PHOTODETECTOR WITH ROTATED ELECTRIC FIELD

Organization Name

Cisco Technology, Inc.

Inventor(s)

Kam Yan Hon of Irvine CA (US)

Fatemeh Rezaeifar Bayat of Mission Viejo CA (US)

Attila Mekis of Carlsbad CA (US)

Gianlorenzo Masini of Carlsbad CA (US)

PHOTODETECTOR WITH ROTATED ELECTRIC FIELD - A simplified explanation of the abstract

This abstract first appeared for US patent application 18063540 titled 'PHOTODETECTOR WITH ROTATED ELECTRIC FIELD

Simplified Explanation

A photodetector design with a substrate, absorber, and doped regions for improved performance.

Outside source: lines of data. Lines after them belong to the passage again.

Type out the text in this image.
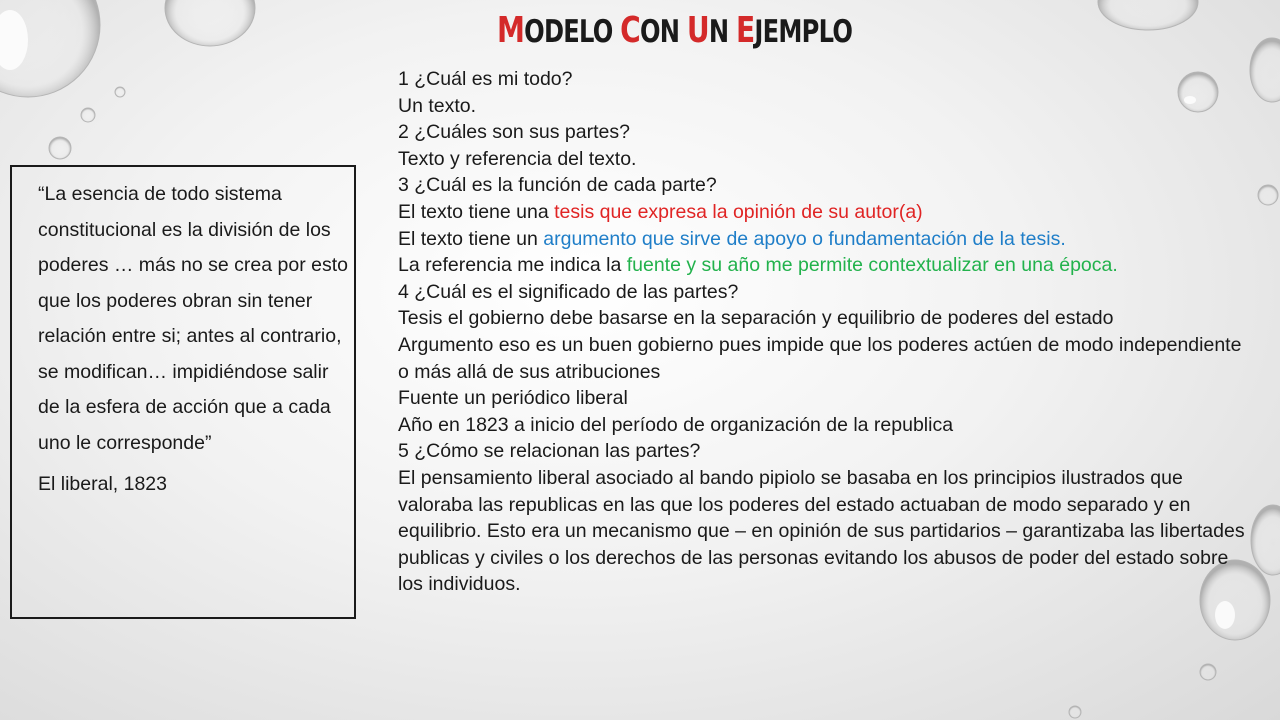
MODELO CON UN EJEMPLO

“La esencia de todo sistema constitucional es la división de los poderes … más no se crea por esto que los poderes obran sin tener relación entre si; antes al contrario, se modifican… impidiéndose salir de la esfera de acción que a cada uno le corresponde”

El liberal, 1823

1 ¿Cuál es mi todo?
Un texto.
2 ¿Cuáles son sus partes?
Texto y referencia del texto.
3 ¿Cuál es la función de cada parte?
El texto tiene una tesis que expresa la opinión de su autor(a)
El texto tiene un argumento que sirve de apoyo o fundamentación de la tesis.
La referencia me indica la fuente y su año me permite contextualizar en una época.
4 ¿Cuál es el significado de las partes?
Tesis el gobierno debe basarse en la separación y equilibrio de poderes del estado
Argumento eso es un buen gobierno pues impide que los poderes actúen de modo independiente o más allá de sus atribuciones
Fuente un periódico liberal
Año en 1823 a inicio del período de organización de la republica
5 ¿Cómo se relacionan las partes?
El pensamiento liberal asociado al bando pipiolo se basaba en los principios ilustrados que valoraba las republicas en las que los poderes del estado actuaban de modo separado y en equilibrio. Esto era un mecanismo que – en opinión de sus partidarios – garantizaba las libertades publicas y civiles o los derechos de las personas evitando los abusos de poder del estado sobre los individuos.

• The photodetector includes a substrate, absorber, first doped region, and second doped region.
• The absorber has two regions, with the second region being more heavily doped than the first.
• The first doped region contacts the second region of the absorber, with a portion positioned between the absorber and the substrate.
• The second doped region contacts the first region of the absorber, with a portion positioned between the absorber and the substrate.
• The second doped region extends across a majority of the width of the absorber.

Key Features and Innovation

• Photodetector design with optimized doped regions for enhanced performance.
• Improved contact between doped regions and absorber for efficient light detection.
• Enhanced sensitivity and response time due to the specific positioning of doped regions.

Potential Applications

The technology can be used in:

• Photovoltaic cells
• Optical communication systems
• Imaging devices

Problems Solved

• Enhanced light detection efficiency
• Improved signal-to-noise ratio
• Faster response time

Benefits

• Increased sensitivity
• Improved performance in low-light conditions
• Enhanced overall device efficiency

Commercial Applications

• Photovoltaic industry for improved solar cell efficiency
• Optical communication companies for faster data transmission
• Imaging device manufacturers for higher quality images

Prior Art

Readers can explore prior research on photodetector designs, doped regions, and light detection technologies to understand the evolution of this innovation.

Frequently Updated Research

Stay updated on advancements in photodetector technology, doped region optimization, and light detection efficiency for the latest developments in the field.

Questions about Photodetector Technology

What are the key advantages of using doped regions in photodetector design?

Doped regions in photodetectors help improve conductivity and sensitivity, leading to enhanced performance in light detection.

How does the positioning of doped regions impact the overall efficiency of a photodetector?

The specific positioning of doped regions in relation to the absorber plays a crucial role in optimizing light detection and response time.

Original Abstract Submitted

A photodetector includes a substrate, an absorber, a first doped region, and a second doped region. The absorber includes a first region and a second region that is more heavily doped than the first region. The first doped region is positioned on the substrate such that the first doped region contacts the second region of the absorber. A portion of the first doped region is positioned between the absorber and the substrate. The second doped region is positioned on the substrate such that the second doped region contacts the first region of the absorber rather than the second region of the absorber. A portion of the second doped region is positioned between the absorber and the substrate. The portion of the second doped region extends across a majority of a width of the absorber.